一刻も早くこの堅苦しさから逃れたかった。
「早速? あの方、いい方ね~。あ、市田君もいい子だけど」
母は庸さんも市田も気に入ったらしい。
市田に対する態度はなんだったんだ。
少しだけ、母を横目で見る。
「あいつ、あれでも遺産相続してるから財産あるよ。

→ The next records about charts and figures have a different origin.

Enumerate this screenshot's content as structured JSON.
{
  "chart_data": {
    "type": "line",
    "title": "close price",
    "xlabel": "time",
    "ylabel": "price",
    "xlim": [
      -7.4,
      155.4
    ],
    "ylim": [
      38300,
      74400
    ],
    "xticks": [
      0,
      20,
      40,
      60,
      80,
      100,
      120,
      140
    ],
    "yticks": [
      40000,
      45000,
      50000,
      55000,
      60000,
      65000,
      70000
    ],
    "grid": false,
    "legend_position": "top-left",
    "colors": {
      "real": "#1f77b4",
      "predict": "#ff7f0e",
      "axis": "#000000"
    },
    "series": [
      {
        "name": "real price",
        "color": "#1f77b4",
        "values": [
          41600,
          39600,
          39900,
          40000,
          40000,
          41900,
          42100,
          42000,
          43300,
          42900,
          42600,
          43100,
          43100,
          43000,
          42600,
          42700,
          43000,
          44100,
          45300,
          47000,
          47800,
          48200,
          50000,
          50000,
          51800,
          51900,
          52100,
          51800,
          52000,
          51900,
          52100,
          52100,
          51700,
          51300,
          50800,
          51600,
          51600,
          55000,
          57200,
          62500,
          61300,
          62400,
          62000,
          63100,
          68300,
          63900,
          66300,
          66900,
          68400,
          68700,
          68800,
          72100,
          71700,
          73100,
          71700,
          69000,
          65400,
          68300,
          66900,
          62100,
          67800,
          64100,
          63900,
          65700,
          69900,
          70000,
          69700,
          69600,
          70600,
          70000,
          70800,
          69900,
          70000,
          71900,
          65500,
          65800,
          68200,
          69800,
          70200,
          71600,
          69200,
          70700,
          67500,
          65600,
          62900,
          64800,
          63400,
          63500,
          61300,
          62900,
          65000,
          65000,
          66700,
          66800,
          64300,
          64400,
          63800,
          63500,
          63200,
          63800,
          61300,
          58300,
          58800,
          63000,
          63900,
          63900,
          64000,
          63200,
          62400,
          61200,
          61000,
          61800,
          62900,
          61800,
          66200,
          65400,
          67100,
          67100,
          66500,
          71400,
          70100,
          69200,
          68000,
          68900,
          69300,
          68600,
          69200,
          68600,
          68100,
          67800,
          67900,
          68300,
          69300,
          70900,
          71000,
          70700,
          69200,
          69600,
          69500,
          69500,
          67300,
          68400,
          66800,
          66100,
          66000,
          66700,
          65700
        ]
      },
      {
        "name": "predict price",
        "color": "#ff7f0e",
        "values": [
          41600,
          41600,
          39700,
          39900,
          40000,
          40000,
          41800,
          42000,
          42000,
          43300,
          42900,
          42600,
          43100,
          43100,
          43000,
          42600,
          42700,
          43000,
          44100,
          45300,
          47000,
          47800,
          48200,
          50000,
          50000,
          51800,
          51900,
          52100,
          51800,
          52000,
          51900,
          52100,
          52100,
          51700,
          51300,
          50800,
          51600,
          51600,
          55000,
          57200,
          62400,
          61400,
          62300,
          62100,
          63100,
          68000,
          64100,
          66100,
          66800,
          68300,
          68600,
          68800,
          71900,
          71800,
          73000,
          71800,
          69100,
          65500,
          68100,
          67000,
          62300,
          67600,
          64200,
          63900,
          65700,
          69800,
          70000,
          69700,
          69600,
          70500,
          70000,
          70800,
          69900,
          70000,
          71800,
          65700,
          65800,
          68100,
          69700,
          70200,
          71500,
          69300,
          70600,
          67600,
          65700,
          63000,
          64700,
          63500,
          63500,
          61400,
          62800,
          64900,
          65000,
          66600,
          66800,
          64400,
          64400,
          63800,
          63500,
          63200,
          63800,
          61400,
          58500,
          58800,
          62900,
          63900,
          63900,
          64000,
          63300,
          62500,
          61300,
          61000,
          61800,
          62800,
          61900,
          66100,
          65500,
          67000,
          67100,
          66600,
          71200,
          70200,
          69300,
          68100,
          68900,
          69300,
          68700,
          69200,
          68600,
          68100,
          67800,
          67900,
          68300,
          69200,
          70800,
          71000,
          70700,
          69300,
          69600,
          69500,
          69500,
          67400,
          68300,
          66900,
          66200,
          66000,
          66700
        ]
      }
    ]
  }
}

……疲れたから寝てくるわ」
まだ根掘り葉掘り聞きたい母を放り出して、自室へ向かう。
母ではあるが、正直ついていけない。
ベッドの上に横になる。
「庸さんは本気なんだろうなぁ」
あの人は冗談なんかであんなことは言わない。
超弩級のシスコン(そこにこだわる・汗)だけど、それはあの人が凄く妹を大切にしてるということで。
それくらい真面目で誠実な人なのだ。
ましてや、冗談を言っているところなんて見たこともない。
反対に人から冗談を言われて、理解しようと真面目に考え混んでいる所を見かけたことさえある。
(実は天然のようだ)
あちらがその気ならば、あたしも真剣に考えなくてはならない。
急がない、とは言ったが、あまり待たせてもいけない。
「どのみち断らなくちゃ」
あたしは今結婚するつもりはない。
大学院を出てから先のことは全く考えてはいないが、当分結婚はないだろう。
少なくとも自分の人生の基盤をしっかり固めてからの話になってしまうだろう。
でも、お断りってどうしたらいいんだろ。
ただ告白されて断るのとは訳が違う。
普通の見合いならば仲介者にお願いすればいいのだろうが、庸さん相手ではそうはいかない。
あの人相手にいい加減なことは出来ない。
ちゃんと自分で断らなくてはいけないのだ。
……あぁ、彼に会いたい。
彼ならば、きっとあたしの話を聞いてくれるに違いない。
以前聞いたことのある住所を頼りに、市田の家を探す。
大体の場所はわかるが、あの辺りは住宅街だ。
たどり着くのも難しい。
「暗くなってきたなぁ」
振り返ればすでに茜空。
太陽はほとんど沈んでしまっている。
もうすぐ真っ暗になってしまうだろう。
その前に市田の家を見つけなければ。
いざとなったら電話して迎えに来てもらおう。
──すでに迎えに来てもらった方がいいのでは?
なんとなく、市田に連絡はまだしたくなかった。
自分で彼の元へ行きたいのだ。
そりゃあ、電話をして『迎えに来て』と言えば彼はすぐにでも来てくれるだろう。
だが、それでは駄目なのだ。
あたしが彼の側に行きたいのだから。